Not that we baulked at poking fun at revered religious figures. I remember The Flying Pope at the City of London Festival.
The flying bit was me in full papal regalia leaping from a great height into the arms of six terrified vestal virgins chosen from the audience.
Other characters included famous female detective Maigret Rudderford who in the show had little pieces of sandpaper glued to her personage and the set so that she could light her Holmesian meerschaum pipe at any given moment.
Musical characters, of which there were many, included music hall trooper Tilly Lamp and ultrasmooth French crooner Sasha Asnovoice.
Not to forget of course the company’s biggest super star Rocky Ricketts whose never-ending come back tour was aided and abetted by his trusty manager and exotic dancer Vince Pube.
Diana Toss and the Chicken Supremes are probably best forgotten but fruity theatrical knight Sir Nempnett Thrubwell offered us many a memorable cameo.
Named for the hamlet in Chew Valley, Sir Nempnett proves the company’s theory that you can pick almost any village in Somerset and Dorset and create a famous thespian whom you haven’t quite heard of. It’s great fun trying to match them with their trademark role.

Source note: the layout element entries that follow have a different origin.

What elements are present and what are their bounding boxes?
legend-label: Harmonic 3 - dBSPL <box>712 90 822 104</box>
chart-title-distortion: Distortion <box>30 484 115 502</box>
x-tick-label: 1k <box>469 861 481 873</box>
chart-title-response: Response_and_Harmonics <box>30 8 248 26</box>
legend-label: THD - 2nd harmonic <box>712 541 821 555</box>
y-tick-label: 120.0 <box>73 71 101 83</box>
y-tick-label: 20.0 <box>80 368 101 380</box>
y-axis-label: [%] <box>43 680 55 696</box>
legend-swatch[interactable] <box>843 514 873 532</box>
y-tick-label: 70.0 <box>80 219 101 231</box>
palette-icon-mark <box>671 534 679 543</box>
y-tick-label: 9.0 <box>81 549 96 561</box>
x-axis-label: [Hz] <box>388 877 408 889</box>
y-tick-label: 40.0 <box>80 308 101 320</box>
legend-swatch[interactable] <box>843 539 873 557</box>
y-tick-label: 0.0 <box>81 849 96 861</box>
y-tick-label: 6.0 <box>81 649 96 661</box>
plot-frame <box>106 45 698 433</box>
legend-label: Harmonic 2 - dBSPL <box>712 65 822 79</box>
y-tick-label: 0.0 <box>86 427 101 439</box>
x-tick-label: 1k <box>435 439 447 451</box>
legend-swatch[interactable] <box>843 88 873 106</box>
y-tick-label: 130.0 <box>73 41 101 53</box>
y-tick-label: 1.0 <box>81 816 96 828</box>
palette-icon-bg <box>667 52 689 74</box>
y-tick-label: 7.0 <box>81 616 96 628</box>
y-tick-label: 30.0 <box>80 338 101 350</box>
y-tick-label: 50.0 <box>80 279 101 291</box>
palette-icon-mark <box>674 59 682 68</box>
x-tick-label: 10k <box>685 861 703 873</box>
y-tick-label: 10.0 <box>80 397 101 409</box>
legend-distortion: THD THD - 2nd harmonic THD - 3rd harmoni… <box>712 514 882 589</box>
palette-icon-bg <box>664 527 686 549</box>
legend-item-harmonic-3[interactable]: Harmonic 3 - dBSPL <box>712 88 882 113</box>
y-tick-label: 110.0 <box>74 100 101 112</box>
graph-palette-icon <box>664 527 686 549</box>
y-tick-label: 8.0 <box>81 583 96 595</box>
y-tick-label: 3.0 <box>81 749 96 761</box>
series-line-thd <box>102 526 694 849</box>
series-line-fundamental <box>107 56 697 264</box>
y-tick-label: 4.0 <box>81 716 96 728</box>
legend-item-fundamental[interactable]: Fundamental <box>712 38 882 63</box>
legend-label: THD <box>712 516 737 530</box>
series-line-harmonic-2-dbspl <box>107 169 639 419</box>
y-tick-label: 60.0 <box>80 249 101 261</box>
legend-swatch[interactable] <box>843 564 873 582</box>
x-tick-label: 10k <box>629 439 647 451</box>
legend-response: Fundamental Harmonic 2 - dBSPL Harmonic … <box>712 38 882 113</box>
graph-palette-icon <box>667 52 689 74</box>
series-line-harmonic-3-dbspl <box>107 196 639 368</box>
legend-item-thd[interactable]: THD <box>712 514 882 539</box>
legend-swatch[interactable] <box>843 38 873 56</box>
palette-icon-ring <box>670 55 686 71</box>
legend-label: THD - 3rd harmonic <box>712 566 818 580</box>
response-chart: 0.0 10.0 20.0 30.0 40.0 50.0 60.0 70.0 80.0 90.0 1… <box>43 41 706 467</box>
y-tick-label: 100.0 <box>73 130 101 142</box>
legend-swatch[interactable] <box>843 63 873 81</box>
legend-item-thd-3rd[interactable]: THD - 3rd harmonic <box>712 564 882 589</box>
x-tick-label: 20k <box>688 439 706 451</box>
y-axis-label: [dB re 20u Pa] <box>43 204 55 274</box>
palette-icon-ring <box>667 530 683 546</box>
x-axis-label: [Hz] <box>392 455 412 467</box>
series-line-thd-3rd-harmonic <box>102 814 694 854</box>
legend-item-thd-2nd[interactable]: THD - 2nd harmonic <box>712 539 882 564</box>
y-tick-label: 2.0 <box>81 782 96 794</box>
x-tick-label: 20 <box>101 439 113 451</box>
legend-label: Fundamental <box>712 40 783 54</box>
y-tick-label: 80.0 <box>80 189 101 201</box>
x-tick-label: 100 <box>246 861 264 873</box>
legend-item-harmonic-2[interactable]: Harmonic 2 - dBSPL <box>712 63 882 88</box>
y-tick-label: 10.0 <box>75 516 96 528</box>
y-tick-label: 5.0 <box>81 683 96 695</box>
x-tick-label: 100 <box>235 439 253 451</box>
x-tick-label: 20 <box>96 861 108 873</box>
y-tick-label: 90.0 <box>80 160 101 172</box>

Thus Wyke Champflower excelled in Chekhovian roles, Fisherton De La Mare specialised in romantic leads, and who can forget Compton Pouncefoot’s Hamlet? And as for Rodney Stokes kitchen sink anti-heroes of the 1960s!
Best of all, perhaps, were the two larger than life opera singers Dame Clara Boot and Dame Nelly Tesco who could empty an arts centre theatre in five minutes and whose combined top notes could shatter a champagne glass at forty paces thanks to our special effects department!